David Robbins' Last Citadel is one of the most compelling, exciting and impressive novels I've read in years. I can't remember the last time I read a book like this, one I literally couldn't put down. The epic backdrop of the battle for Kursk - where Soviet Russia and Nazi Germany engaged in history's largest and bloodiest battle - serves as an unforgettable stage, meticulously researched and panoramically rendered. Amazingly, the intense conflicts of the novel's characters exist larger than the titanic clash playing out behind them. Dimitri Berko, once a Cossack, now drives a Russian tank alongside his Communist son, still trying to teach a young man who no longer thinks he needs the wisdom of his father, hoping for one final chance of communion before the two of them face almost certain death. At the same time, Dimitri's daughter, Katya, guides Russian bombers to German targets, a "Night Witch" circling overhead. The stakes couldn't be higher for this family at war. Luis De Vega, the Spanish bullfighter commanding Germany's invincible Tiger tank, rolls closer and closer to Dimitri and Valentin, seething from past wounds, more dangerous than the stabbed bulls he once drove to the ground.
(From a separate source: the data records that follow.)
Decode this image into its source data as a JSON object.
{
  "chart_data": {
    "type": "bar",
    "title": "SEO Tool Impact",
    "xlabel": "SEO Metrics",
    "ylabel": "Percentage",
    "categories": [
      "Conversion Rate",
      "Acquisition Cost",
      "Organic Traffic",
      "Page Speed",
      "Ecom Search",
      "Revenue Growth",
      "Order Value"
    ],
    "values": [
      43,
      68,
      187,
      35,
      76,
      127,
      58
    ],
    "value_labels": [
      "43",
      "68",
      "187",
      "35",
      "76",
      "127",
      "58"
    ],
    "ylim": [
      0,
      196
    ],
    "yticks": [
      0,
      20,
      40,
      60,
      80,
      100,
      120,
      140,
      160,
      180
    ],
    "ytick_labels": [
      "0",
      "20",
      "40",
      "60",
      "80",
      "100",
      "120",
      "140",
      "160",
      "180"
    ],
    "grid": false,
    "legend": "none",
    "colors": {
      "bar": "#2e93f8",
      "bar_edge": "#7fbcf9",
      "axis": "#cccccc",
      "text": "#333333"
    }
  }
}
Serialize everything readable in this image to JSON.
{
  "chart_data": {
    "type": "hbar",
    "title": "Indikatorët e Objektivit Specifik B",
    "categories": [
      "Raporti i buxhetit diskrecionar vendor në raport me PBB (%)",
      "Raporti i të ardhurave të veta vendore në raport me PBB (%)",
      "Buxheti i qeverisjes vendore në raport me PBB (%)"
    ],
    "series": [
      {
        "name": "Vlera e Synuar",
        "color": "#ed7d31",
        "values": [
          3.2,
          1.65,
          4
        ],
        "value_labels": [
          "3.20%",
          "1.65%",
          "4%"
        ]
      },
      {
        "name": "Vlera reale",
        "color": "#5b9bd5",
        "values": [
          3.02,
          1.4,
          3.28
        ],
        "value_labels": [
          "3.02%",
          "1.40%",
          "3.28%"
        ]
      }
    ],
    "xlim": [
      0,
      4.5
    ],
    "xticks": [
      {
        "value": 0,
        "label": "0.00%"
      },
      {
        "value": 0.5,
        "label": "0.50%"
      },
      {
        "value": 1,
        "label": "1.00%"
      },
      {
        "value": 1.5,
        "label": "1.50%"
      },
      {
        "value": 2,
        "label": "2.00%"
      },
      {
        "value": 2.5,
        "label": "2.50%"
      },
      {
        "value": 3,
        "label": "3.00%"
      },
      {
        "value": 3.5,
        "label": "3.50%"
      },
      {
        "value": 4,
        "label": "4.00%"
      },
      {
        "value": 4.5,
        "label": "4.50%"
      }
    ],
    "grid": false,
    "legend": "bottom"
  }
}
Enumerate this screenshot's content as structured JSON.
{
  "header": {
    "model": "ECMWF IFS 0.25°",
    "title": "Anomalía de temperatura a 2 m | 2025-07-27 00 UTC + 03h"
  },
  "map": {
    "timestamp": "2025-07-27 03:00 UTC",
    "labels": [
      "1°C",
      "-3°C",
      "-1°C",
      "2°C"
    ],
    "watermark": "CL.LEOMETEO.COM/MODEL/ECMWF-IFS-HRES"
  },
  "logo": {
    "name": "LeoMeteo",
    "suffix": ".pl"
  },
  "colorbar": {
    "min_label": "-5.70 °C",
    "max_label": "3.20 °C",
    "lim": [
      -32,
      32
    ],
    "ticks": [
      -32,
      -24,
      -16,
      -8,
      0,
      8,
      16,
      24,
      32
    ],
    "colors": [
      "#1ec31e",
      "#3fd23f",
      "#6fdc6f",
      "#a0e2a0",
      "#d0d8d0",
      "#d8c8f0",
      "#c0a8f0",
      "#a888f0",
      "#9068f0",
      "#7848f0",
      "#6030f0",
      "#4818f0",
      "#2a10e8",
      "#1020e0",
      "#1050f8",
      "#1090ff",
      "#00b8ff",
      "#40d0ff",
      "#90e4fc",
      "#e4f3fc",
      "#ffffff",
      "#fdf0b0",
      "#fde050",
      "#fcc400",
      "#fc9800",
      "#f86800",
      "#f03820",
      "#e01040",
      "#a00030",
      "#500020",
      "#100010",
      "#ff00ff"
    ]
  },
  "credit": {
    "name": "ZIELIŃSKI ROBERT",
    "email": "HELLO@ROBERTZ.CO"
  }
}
The complexity of Abram Breit, a Nazi SS officer turned spy for the Russians, is particularly striking - a man who sees his apocalyptic world reflected in the work of the Cubist painters of his time, broken down into key universal elements that transcend both war and politics. The last battle scene is absolutely riveting, in itself worth the price of admission. The Last Citadel is a grand-slam novel, perfect.